Observa-se, portanto, que nos Estados Unidos o sistema de proteção aos direitos de propriedade intelectual é distinto daquele em vigor no Brasil, mas com uma problemática semelhante no caso de paródia de marcas, haja vista os limites e princípios da livre concorrência. O entendimento nacional é de que deve ser respeitada a liberdade de expressão, mas sem esquecer do respeito aos direitos dos titulares de direitos marcários, os quais podem zelar pela integridade e reputação de seus respectivos sinais distintivos. Logo, a licitude da paródia no contexto marcário dependerá da análise do caso concreto, que deverá levar em consideração a conotação comercial na qual a paródia está inserida, bem como seus efeitos ao titular da marca registrada, respeitando o princípio da livre concorrência, bem como combater o aproveitamento parasitário.
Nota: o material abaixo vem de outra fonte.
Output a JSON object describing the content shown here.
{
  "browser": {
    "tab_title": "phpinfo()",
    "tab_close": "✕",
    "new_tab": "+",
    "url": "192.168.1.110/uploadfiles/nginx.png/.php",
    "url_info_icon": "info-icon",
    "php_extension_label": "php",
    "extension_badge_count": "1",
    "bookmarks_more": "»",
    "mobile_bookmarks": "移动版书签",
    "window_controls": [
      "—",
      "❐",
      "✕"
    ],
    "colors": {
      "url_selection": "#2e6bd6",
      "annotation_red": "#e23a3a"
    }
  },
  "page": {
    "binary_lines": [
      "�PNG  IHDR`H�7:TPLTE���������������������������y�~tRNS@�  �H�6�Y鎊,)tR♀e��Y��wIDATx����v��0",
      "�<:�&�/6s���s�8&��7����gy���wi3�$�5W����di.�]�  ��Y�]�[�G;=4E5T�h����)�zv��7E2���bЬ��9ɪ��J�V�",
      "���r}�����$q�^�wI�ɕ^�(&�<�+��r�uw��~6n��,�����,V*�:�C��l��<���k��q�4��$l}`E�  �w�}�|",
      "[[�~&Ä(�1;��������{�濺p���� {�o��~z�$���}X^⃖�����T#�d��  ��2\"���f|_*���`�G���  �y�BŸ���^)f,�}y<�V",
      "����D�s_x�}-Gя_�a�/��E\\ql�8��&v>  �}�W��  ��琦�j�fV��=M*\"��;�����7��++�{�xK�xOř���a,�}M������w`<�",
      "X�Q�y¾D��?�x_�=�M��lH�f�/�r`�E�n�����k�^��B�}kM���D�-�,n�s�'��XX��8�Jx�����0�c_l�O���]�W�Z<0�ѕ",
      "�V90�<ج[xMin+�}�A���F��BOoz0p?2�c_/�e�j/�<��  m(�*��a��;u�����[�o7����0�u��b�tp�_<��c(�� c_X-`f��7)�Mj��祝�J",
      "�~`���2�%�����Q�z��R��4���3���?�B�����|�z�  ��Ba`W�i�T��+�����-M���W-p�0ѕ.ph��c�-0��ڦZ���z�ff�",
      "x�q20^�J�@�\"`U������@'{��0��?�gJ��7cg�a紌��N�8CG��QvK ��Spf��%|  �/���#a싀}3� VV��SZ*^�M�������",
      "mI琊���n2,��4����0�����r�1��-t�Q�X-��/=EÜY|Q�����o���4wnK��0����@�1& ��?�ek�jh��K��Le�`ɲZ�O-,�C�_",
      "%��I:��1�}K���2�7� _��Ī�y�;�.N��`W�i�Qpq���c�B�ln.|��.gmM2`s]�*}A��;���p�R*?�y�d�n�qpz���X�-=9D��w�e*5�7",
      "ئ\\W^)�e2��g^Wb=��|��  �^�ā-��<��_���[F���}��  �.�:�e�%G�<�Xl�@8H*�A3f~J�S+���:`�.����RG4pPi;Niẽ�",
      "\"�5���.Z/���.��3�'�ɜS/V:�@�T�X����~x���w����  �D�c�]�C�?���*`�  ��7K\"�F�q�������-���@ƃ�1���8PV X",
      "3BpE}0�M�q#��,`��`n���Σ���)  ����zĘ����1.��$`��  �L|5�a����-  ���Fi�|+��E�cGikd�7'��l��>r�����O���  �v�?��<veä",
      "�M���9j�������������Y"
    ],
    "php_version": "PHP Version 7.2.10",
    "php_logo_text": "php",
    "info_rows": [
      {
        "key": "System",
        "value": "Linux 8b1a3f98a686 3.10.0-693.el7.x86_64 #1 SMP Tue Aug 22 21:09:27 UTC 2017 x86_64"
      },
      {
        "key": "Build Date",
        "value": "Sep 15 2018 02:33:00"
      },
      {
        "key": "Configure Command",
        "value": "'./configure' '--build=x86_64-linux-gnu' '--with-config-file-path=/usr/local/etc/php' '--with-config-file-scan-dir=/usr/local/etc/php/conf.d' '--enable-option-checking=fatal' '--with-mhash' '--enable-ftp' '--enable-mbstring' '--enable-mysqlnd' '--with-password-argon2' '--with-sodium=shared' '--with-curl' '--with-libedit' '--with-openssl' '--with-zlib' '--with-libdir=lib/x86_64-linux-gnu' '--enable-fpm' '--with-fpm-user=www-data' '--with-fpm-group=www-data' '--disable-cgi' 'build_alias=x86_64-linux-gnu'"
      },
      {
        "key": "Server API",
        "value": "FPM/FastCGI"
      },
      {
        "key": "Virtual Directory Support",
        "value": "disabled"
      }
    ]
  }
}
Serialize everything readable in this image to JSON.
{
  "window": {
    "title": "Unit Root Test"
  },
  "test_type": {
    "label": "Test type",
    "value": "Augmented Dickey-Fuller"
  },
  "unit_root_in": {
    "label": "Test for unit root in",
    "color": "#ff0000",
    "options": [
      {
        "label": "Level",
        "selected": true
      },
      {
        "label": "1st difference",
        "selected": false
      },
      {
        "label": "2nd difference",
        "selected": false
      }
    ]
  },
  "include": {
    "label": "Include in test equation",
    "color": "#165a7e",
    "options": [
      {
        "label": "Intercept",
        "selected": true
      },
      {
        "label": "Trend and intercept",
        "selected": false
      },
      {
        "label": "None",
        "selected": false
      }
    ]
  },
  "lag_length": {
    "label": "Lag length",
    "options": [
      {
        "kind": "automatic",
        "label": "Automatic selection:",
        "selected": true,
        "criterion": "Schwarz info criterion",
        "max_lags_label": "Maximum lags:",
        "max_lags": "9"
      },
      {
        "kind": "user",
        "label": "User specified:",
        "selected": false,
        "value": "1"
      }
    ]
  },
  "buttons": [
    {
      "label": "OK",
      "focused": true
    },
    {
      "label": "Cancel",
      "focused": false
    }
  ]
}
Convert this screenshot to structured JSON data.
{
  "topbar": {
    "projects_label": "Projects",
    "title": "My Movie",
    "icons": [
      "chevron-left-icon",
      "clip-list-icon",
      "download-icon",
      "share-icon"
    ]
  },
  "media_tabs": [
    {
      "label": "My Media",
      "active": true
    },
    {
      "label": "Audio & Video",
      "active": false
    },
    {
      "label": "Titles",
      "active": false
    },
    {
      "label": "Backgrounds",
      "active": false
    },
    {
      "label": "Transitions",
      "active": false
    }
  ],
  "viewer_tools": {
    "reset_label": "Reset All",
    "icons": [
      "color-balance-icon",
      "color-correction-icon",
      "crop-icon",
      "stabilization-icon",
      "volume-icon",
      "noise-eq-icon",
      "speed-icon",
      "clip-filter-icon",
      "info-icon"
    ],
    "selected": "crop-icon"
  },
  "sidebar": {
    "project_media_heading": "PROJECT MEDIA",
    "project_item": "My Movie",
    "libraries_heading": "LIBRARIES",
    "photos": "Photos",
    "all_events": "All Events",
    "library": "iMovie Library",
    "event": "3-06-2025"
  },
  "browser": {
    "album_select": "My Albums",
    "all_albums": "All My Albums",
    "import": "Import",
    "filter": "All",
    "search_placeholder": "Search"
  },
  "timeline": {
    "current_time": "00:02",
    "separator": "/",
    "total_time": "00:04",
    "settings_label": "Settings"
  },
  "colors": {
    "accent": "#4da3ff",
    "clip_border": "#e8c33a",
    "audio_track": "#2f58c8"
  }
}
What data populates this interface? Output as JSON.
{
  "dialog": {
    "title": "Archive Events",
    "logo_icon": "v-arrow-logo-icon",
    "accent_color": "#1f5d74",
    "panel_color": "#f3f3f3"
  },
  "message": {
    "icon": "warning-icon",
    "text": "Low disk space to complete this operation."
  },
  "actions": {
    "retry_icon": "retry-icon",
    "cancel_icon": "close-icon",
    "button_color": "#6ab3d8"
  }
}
1 Disponível em: https://tsdr.uspto.gov/#caseNumber=98185733&caseSearchType=US_APPLICATION&caseType=DEFAULT&searchType=statusSearch. Acesso em: 06 set. 2024.

2 Disponível em: https://tsdr.uspto.gov/caseviewer/pdf?caseId=98185733&docIndex=1&searchprefix=sn#docIndex=1. Acesso em: 06 set. 2024.

3 Mandour & Associates. D&D Battles ‘Dungeons and Drag Queens’ Trademark, 14 ago. 2024. Disponível em: https://www.mandourlaw.com/dungeons-dragons-drag-queens-trademark/. Acesso em: 06 set. 2024.

4 Ibid.

5 Ibid.

6 Disponível em: https://www.supremecourt.gov/opinions/22pdf/22-148_3e04.pdf. Acesso em: 06 set. 2024.

7 Christeson, Laura E. In Jack Daniel’s v. Bad Spaniels Trademark Case, Supreme Court Holds Parody Products on a Short Leash, 12 jun. 2023. Disponível em: https://www.sullivanlaw.com/viewpoints/in-jack-daniels-v-bad-spaniels-trademark-case-supreme-court-holds-parody-products-on-a-short-leash. Acesso em: 06 set. 2024.

8 Instituto Dannemann Siemsen. Agenda IDS – A aplicação do conceito de paródia na área de marcas, 01 jun. 2023. Disponível em: https://ids.org.br/noticia/agenda-ids-a-aplicacao-do-conceito-de-parodia-na-area-de-marcas/. Acesso em: 06 set. 2024.

9 Ibid.

10 STJ; REsp 1548849 / SP; Relator (a): Ministro Marco Buzzi; Órgão Julgador: 4ª Turma; Data do Julgamento: 20 jun. 2017; Data de Publicação: 04 set. 2017.

11 Ibid.

12 Ibid.

13 Instituto Dannemann Siemsen, op. cit.

14 Tremura, Flavia, e Pietoso, Larissa. The good parody: limites entre paródias e marcas registradas, 28 abr. 2023. Disponível em: https://www.conjur.com.br/2023-abr-28/tremurae-pietoso-limites-entre-parodias-marcas-registradas/#:~:text=A%20par%C3%B3dia%20%C3%A9%20um%20recurso,exemplo%20do%20caso%20em%20quest%C3%A3o.. Acesso em: 06 set. 2024.

15 INPI, pedido de registro de marca n° 904825132, referente à marca RED BURRO, NCL(10) 32, de titularidade de Luciano Francisco Reis.

16 INPI, pedido de registro de marca n° 905879660, referente à marca New Kids On The Bloco, NCL(10) 41, de titularidade de Luiz Henrique Magalhães Monteiro Costa.